After Trump won the Republican nomination, McCain walked a fine line while campaigning for re-election. The senator did not attend the Republican National Convention but said he would back his party’s nominee. He then withdrew that support in October after a recording was disclosed in which Trump made lewd comments about women.
Immediately after Trump’s election, McCain held his fire and appeared determined to let the new administration take shape. “I will not talk about Donald Trump,” he said in November.
But after weeks in which the White House has blindsided the public, and sometimes much of the government, with executive orders and sent mixed messages on major foreign policy issues, McCain has let loose.
Denouncing Russia for “interfering” in the presidential election, McCain has called for the formation of a select Senate committee to investigate the Kremlin’s cyberactivities. He has also chastised Trump for a comment in which he seemed to equate the actions of President Vladimir Putin of Russia with those of the United States. “That moral equivalency is a contradiction of everything the United States has ever stood for in the 20th and 21st centuries,” McCain said on “Meet the Press.”
Along with Sen. Lindsey Graham, R-S.C., he has criticized Trump’s executive order on travel from seven predominantly Muslim countries as a “self-inflicted wound” that would alienate Muslim partners in the fight against extremists.

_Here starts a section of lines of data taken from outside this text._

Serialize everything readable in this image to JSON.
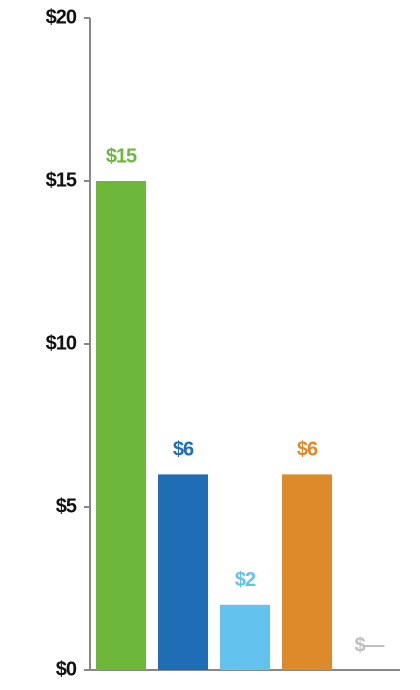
{
  "chart_data": {
    "type": "bar",
    "categories": [
      null,
      null,
      null,
      null,
      null
    ],
    "values": [
      15,
      6,
      2,
      6,
      0
    ],
    "value_labels": [
      "$15",
      "$6",
      "$2",
      "$6",
      "$—"
    ],
    "colors": [
      "#6db83a",
      "#1f6db5",
      "#63c2ee",
      "#dd8b2a",
      "#bfbfbf"
    ],
    "ylim": [
      0,
      20
    ],
    "yticks": [
      {
        "value": 0,
        "label": "$0"
      },
      {
        "value": 5,
        "label": "$5"
      },
      {
        "value": 10,
        "label": "$10"
      },
      {
        "value": 15,
        "label": "$15"
      },
      {
        "value": 20,
        "label": "$20"
      }
    ]
  }
}
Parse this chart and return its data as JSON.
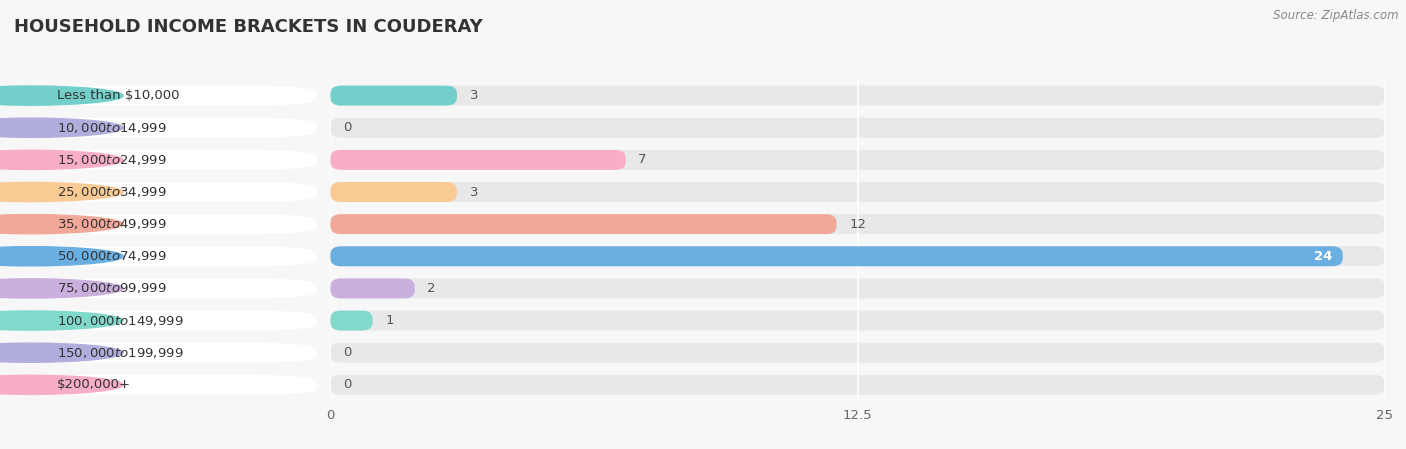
{
  "title": "HOUSEHOLD INCOME BRACKETS IN COUDERAY",
  "source": "Source: ZipAtlas.com",
  "categories": [
    "Less than $10,000",
    "$10,000 to $14,999",
    "$15,000 to $24,999",
    "$25,000 to $34,999",
    "$35,000 to $49,999",
    "$50,000 to $74,999",
    "$75,000 to $99,999",
    "$100,000 to $149,999",
    "$150,000 to $199,999",
    "$200,000+"
  ],
  "values": [
    3,
    0,
    7,
    3,
    12,
    24,
    2,
    1,
    0,
    0
  ],
  "bar_colors": [
    "#72cfc9",
    "#b0aedd",
    "#f9adc6",
    "#f9ca94",
    "#f2a898",
    "#6aaee2",
    "#caaedd",
    "#80d9cb",
    "#b0aedd",
    "#f9adc6"
  ],
  "xlim": [
    0,
    25
  ],
  "xticks": [
    0,
    12.5,
    25
  ],
  "background_color": "#f7f7f7",
  "bar_bg_color": "#e8e8e8",
  "label_bg_color": "#ffffff",
  "title_fontsize": 13,
  "label_fontsize": 9.5,
  "value_fontsize": 9.5,
  "tick_fontsize": 9.5
}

After reports surfaced that Trump had engaged in a heated phone call with Australia’s prime minister, McCain placed his own call to Joe Hockey, Australia’s ambassador to Washington, and then put out a statement noting that he had underscored “unwavering support for the U.S.-Australian alliance.”
McCain said Trump’s decision to withdraw from the Trans-Pacific Partnership, a vast trade deal, “creates an opening for China.” He has also warned the White House against trying to use torture as an interrogation technique, pointing out that legislation he sponsored in 2015 made those techniques illegal.
And while he is a strong supporter of two retired Marine generals in the administration — Jim Mattis, the defense secretary, and John Kelly, the homeland security secretary — he was the lone Republican to vote against Mick Mulvaney, Trump’s pick for budget chief.
On the Senate floor, McCain said that Mulvaney had supported military spending cuts that seriously weakened the armed forces. McCain has also complained loudly about the role of Steve Bannon, the president’s chief political strategist, on the National Security Council.
All this blunt talk has not come without some pushback. This month, Trump blasted McCain for his criticism of a risky special operations raid in Yemen in which a Navy SEAL was killed. “He’s been losing so long he doesn’t know how to win anymore,” Trump said on Twitter.
Sen. Rand Paul, R-Ky., said on Sunday that McCain had a “personal dispute” with Trump and criticized what he called the senator’s eagerness to use military force. “I would say John McCain has been wrong on just about everything over the last four decades,” Paul said on the ABC News program “This Week.” “We’re very lucky John McCain’s not in charge because I think we’d be in perpetual war.”
If the opening month of the administration is any indication, there may be perpetual conflict — between senator and president.